Divide and Conquer - Image of lungs with branches representing the genetic variations only recently found in different patients with small cell lung cancer

Identifying genetic features that make people vulnerable to small cell lung cancer can help physicians better treat patients with the disease. This image represents the genetic variations only recently found in different patients with small cell lung cancer. These newly found variations may help physicians select different treatment approaches that will work better for people with specific mutations. Credit: Pamela Beltowski, SPGM, FNL, NCI, NIH

About 30,000 people in the United States are diagnosed every year with small cell lung cancer (SCLC), the deadliest form of lung cancer. Patients are typically treated with a 30-year-old chemotherapy regimen and immunotherapy, which can work well initially. However, the cancer often comes roaring back, and most patients die within a year of their diagnosis. Progress toward improving that outcome has been notoriously elusive.

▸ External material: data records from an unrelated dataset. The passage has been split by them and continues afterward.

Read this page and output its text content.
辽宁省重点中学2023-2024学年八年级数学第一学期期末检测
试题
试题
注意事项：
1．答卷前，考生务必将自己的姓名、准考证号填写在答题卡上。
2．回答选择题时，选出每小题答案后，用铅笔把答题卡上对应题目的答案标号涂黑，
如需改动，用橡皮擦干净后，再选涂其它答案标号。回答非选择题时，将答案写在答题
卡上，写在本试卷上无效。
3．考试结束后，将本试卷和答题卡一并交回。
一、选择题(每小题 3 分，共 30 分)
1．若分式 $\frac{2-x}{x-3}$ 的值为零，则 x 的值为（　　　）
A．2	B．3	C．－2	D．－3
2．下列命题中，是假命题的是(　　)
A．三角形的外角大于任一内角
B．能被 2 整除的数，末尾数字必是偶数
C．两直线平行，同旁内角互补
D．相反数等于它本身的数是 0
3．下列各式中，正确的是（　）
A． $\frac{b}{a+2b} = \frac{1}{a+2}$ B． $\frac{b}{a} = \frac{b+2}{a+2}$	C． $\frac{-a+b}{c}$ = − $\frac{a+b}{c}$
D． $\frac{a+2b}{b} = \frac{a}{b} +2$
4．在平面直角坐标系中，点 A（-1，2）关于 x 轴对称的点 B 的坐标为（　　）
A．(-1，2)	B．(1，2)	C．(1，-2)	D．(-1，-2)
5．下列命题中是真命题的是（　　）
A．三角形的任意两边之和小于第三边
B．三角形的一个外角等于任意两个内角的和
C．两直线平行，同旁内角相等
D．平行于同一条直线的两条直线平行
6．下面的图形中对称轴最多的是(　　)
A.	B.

Lasker Clinical Research Scholar Anish Thomas, M.B.B.S., M.D., has long believed that patients with SCLC could benefit from a more precise approach. His vision is to find subgroups of SCLCs with genetic features that make them vulnerable to particular treatments, a strategy that has yielded success in other cancers. His team has now found some of the first molecular indicators that could be used to tailor SCLC treatments for patients.

Because lung cancer is so strongly linked to smoking, genetic risk factors and vulnerabilities for the disease have received little attention. Moreover, SCLC is typically diagnosed at an advanced stage where surgery is no longer a treatment option. For that reason, significant tissue samples that can be crucial to studying the genetic makeup of the disease are rarely obtained.

In work reported in Science Translational Medicine, Thomas’ team identified several inherited mutations that appear to increase an individual’s risk of developing SCLC. About ten percent of patients with small cell cancers were found to harbor inherited mutations in cancer-predisposing genes. Thomas and former postdoctoral fellow Camille Tlemsani, M.D., Ph.D., found that small cell cancer patients with these mutations, including patients with SCLC, responded better to standard chemotherapy and experienced a longer period of remission after treatment than patients without these mutations. Their work demonstrates that SCLC may also have an inherited predisposition and lays the groundwork for targeted therapies based on the genes involved.

Anish Thomas

Anish Thomas, M.B.B.S., M.D.
Lasker Clinical Research Scholar

Developmental Therapeutics Branch

Another option for some patients with SCLC may be treatment with a combination of two U.S. Food and Drug Administration-approved drugs, topotecan and berzosertib. In an early clinical trial reported in Cancer Cell, Thomas and colleagues found that a combination of topotecan and berzosertib, used together in an experimental compound that interferes with a cell’s ability to repair damaged DNA, reduced tumors in about a third of patients with chemotherapy-resistant small cell cancers. Tumors that responded best shared a pattern of gene activity associated with extremely rapid growth and a high demand for DNA repair. This work, done in collaboration with Nobuyuki Takahashi, M.D., Ph.D., former NIH Hematology Oncology fellow, and Craig J. Thomas, Ph.D., Leader of Chemistry Technologies at the National Center for Advancing Translational Sciences at NIH, provides the first evidence that targeting replication stress offers clinical benefit in cancer patients, and the combination regimen is now being investigated in two larger trials.

Finally, research published in Nature Communications points to a group of patients with SCLC who may be good candidates for immunotherapy. Beyond chemotherapy, immunotherapy benefits only a small percentage of patients with SCLC. Thomas and Physician-Scientist Early Investigator Nitin Roper, M.D., M.Sc., found that SCLC tumors, in which a developmental pathway called Notch was overactive, are more likely to respond favorably to immunotherapy that uses immune checkpoint inhibiting drugs.

SCLC remains one of the most challenging cancers to treat. By identifying subgroups and defining their specific vulnerabilities, Thomas and his colleagues aim to transform the way it is treated — moving from a one-size-fits-all approach to one that is more strategic, guided by the biology of each person’s disease.